I used the following tools to do my install:
- 4mm allen wrench
- 6mm allen wrench
- 3/8" socket wrench
- flathead screwdriver
- philips screwdriver
- needle nose pliers
- 14mm wrench
- 12mm wrench
- 10mm wrench
- 8mm wrench
- blue loctite
- soldering iron and solder
- shrink tubing and electrical tape
As with the brake light upgrade, I took a lot of extra pictures of the hardware than normal. There are many bolts and screws of different sizes, and I wanted to remember where they all went since I did this work over many days.
1) Remove both of the seats. Use the 4mm allen wrench for the side panels around the main seat then use the 6mm allen wrench for the main seat.
2) With the 12mm socket, remove the grab bar
3) Use the philips screwdriver to remove the screws on the rear cowling between the seats.
4)Remove the six screws that hold the rear cowling.
5) My SV650 has a custom undertray:
with two screws and two 8mm bolts with 10mm nuts.
6) Remove the two screws holding the pillion seat lock
7) Twist the cable for the lock out of the grove and then remove it.
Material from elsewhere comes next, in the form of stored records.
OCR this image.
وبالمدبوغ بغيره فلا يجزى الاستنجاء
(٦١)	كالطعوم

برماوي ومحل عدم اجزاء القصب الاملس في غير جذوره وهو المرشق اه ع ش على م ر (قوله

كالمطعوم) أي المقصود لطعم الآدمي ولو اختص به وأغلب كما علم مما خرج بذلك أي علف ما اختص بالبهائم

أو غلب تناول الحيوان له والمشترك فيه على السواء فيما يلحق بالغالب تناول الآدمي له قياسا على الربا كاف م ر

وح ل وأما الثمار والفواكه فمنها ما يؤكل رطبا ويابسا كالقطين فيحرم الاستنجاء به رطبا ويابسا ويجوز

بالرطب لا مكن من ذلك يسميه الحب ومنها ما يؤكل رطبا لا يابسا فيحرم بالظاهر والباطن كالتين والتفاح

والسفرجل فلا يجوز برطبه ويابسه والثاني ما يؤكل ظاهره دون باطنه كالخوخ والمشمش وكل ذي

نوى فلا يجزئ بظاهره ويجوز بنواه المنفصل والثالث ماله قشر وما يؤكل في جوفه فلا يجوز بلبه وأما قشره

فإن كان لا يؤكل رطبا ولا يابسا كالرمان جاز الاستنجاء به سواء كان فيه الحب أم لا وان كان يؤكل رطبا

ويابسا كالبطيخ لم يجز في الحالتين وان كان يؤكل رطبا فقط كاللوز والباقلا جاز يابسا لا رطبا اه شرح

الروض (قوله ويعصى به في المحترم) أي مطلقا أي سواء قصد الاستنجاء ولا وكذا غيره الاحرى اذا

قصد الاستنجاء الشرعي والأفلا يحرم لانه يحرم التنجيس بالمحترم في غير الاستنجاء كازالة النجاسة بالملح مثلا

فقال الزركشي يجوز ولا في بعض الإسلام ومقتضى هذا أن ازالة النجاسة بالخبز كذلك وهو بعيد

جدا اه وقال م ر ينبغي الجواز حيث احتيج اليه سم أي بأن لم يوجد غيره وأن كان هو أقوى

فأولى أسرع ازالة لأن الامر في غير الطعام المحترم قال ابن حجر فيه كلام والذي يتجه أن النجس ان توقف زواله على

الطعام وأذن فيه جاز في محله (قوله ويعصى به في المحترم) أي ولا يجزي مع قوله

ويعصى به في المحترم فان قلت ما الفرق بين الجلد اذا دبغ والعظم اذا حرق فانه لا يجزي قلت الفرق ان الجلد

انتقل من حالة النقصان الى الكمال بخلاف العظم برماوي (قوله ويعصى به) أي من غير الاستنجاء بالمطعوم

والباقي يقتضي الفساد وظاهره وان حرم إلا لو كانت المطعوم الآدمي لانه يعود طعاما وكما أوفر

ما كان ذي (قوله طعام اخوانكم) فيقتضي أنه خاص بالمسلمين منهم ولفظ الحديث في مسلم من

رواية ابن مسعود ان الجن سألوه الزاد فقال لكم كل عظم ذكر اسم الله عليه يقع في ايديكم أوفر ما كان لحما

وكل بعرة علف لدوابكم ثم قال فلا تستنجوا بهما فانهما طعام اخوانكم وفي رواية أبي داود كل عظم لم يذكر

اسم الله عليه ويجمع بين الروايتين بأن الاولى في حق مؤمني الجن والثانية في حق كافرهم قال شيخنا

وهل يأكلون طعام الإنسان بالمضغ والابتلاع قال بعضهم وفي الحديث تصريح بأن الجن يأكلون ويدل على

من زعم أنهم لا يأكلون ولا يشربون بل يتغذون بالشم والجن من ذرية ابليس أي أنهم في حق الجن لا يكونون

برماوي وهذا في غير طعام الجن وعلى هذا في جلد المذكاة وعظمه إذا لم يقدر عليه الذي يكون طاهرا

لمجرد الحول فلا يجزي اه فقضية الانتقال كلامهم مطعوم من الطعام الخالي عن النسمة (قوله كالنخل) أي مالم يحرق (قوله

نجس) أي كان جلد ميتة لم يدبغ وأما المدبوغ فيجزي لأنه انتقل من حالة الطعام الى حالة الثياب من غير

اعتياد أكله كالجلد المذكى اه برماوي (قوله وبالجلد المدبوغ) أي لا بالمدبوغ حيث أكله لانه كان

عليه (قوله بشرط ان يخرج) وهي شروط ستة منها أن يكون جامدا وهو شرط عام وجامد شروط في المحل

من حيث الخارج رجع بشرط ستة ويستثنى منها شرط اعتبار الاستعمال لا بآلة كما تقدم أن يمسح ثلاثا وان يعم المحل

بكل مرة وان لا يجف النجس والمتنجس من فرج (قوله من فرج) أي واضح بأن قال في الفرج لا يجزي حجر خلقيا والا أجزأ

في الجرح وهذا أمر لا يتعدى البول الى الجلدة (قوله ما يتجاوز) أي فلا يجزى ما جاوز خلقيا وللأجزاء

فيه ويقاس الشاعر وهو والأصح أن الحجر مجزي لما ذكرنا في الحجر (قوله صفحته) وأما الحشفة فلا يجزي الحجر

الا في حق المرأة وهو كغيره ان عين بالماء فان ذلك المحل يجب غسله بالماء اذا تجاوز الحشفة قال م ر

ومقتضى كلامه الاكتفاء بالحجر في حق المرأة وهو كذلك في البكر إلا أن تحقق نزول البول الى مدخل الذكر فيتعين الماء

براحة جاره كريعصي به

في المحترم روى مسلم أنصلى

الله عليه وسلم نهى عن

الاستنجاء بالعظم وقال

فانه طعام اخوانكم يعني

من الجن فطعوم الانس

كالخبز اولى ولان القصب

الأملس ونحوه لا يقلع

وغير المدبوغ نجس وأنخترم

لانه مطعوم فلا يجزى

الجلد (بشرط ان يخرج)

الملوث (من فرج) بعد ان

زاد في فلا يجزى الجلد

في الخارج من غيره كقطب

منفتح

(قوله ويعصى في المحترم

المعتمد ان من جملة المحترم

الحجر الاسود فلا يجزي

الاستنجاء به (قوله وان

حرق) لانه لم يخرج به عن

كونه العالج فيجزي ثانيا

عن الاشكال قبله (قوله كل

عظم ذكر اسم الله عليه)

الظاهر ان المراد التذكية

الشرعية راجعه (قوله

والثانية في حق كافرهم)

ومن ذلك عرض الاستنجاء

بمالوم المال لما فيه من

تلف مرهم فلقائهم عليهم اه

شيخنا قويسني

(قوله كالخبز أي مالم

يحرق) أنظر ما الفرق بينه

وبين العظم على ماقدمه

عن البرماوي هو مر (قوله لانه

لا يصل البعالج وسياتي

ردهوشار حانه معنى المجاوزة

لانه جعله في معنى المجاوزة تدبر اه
8) Now, the rear cowling can be removed. There are two rubber posts shown below that sit firmly in the rubber grommets. Carefully pull to the sides and remove.
9)Rear cowling removed:
All of the plastic removed, and the bike is ready to work on.
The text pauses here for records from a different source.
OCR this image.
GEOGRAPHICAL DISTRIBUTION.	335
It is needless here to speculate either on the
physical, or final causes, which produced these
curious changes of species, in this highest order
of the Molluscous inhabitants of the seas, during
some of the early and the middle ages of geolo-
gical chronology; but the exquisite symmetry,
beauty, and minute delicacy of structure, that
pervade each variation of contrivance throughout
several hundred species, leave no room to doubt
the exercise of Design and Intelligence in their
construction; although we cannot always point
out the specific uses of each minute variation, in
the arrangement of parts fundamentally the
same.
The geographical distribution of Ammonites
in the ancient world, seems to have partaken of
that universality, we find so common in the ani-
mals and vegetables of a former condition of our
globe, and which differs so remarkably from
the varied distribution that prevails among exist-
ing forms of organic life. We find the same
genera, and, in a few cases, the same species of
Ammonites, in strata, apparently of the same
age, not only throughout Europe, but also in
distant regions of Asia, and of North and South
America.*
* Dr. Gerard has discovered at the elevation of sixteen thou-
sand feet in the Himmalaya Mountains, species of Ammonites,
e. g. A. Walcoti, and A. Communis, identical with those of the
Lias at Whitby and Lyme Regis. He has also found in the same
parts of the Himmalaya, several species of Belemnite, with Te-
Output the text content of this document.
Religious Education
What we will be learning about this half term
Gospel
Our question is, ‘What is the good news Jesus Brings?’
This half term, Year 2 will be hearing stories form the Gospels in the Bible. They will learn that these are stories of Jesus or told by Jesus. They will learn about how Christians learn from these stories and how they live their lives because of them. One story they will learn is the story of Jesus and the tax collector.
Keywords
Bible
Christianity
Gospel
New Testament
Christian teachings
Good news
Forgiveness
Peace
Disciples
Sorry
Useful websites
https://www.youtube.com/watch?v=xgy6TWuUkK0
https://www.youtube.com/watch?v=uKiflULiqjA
10) Unplug the existing connectors for the signals and pull the cable out the bottom
11) I loosened the bolts on the old signals with the 14mm wrench and removed them from the bike. It took a while to remove all the old electrical tape.
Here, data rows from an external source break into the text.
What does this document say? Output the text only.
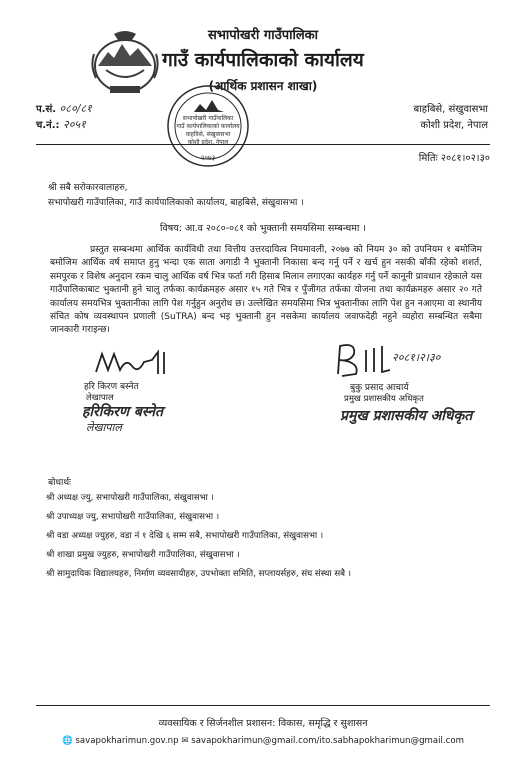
सभापोखरी गाउँपालिका
गाउँ कार्यपालिकाको कार्यालय
(आर्थिक प्रशासन शाखा)
सभापोखरी गाउँपालिका
गाउँ कार्यपालिकाको कार्यालय
वाहविसे, संखुवासभा
कोशी प्रदेश, नेपाल
२०७३
प.सं. ०८०/८१
च.नं.: २०५१
बाहबिसे, संखुवासभा
कोशी प्रदेश, नेपाल
मितिः २०८१।०२।३०
श्री सबै सरोकारवालाहरु,
सभापोखरी गाउँपालिका, गाउँ कार्यपालिकाको कार्यालय, बाहबिसे, संखुवासभा ।
विषय: आ.व २०८०-०८१ को भुक्तानी समयसिमा सम्बन्धमा ।

प्रस्तुत सम्बन्धमा आर्थिक कार्यविधी तथा वित्तीय उत्तरदायित्व नियमावली, २०७७ को नियम ३० को उपनियम १ बमोजिम बमोजिम आर्थिक वर्ष समाप्त हुनु भन्दा एक साता अगाडी नै भुक्तानी निकासा बन्द गर्नु पर्ने र खर्च हुन नसकी बाँकी रहेको शशर्त, समपुरक र विशेष अनुदान रकम चालु आर्थिक वर्ष भित्र फर्ता गरी हिसाब मिलान लगाएका कार्यहरु गर्नु पर्ने कानूनी प्रावधान रहेकाले यस गाउँपालिकाबाट भुक्तानी हुने चालु तर्फका कार्यक्रमहरु असार १५ गते भित्र र पुँजीगत तर्फका योजना तथा कार्यक्रमहरु असार २० गते कार्यालय समयभित्र भुक्तानीका लागि पेश गर्नुहुन अनुरोध छ। उल्लेखित समयसिमा भित्र भुक्तानीका लागि पेश हुन नआएमा वा स्थानीय संचित कोष व्यवस्थापन प्रणाली (SuTRA) बन्द भइ भुक्तानी हुन नसकेमा कार्यालय जवाफदेही नहुने व्यहोरा सम्बन्धित सबैमा जानकारी गराइन्छ।

हरि किरण बस्नेत
लेखापाल
हरिकिरण बस्नेत
लेखापाल
२०८१।२।३०
बुकु प्रसाद आचार्य
प्रमुख प्रशासकीय अधिकृत
प्रमुख प्रशासकीय अधिकृत
बोधार्थः
श्री अध्यक्ष ज्यु, सभापोखरी गाउँपालिका, संखुवासभा ।
श्री उपाध्यक्ष ज्यु, सभापोखरी गाउँपालिका, संखुवासभा ।
श्री वडा अध्यक्ष ज्युहरु, वडा नं १ देखि ६ सम्म सबै, सभापोखरी गाउँपालिका, संखुवासभा ।
श्री शाखा प्रमुख ज्युहरु, सभापोखरी गाउँपालिका, संखुवासभा ।
श्री सामुदायिक विद्यालयहरु, निर्माण व्यवसायीहरु, उपभोक्ता समिति, सप्लायर्सहरु, संघ संस्था सबै ।
व्यवसायिक र सिर्जनशील प्रशासन: विकास, समृद्धि र सुशासन
🌐 savapokharimun.gov.np ✉ savapokharimun@gmail.com/ito.sabhapokharimun@gmail.com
12) I cut the stock connector off the old signals and wired them into the new ones. SV650 black with white stripe = new signal black SV650 black = new signal yellow.
13) I marked each signal, so I wouldn’t mix them up. The black stock connector is the right side and the grey one is the left. I also covered the all the wires in heatshrink tubing before mounting.
14) I mounted the new signals to the existing bracket on the top of the license plate
15) I cleaned up the bottom with some zip tipes and some extra heavy duty electrical tape to provide some extra support to the wires and heatshrink.
16) Plug everything back in and test. The old signal is on the left and the new on the right. The pictures don’t show it very well, but the new ones are much bright (at least in my garage). Since I did this most last winter, and am now just posting. I can also comment that others say they are much easier to see too.
17) Now move to the front of the bike and remove the headlight to get at the stock connectors behind the bulb.
18) The connectors on the front are the same as the back. The black stock connector is the right side and the grey one is the left.
19) The finished signals installed:
20) Reinstall the cowling, headlight, seats, etc.
21) Go for a ride!
They flash faster than the old bulbs did. I did purchase a flasher relay to slow them down, but I like them flashing faster as it is more eye catching.
I’ve had them on the bike for over a year now, and I still like them.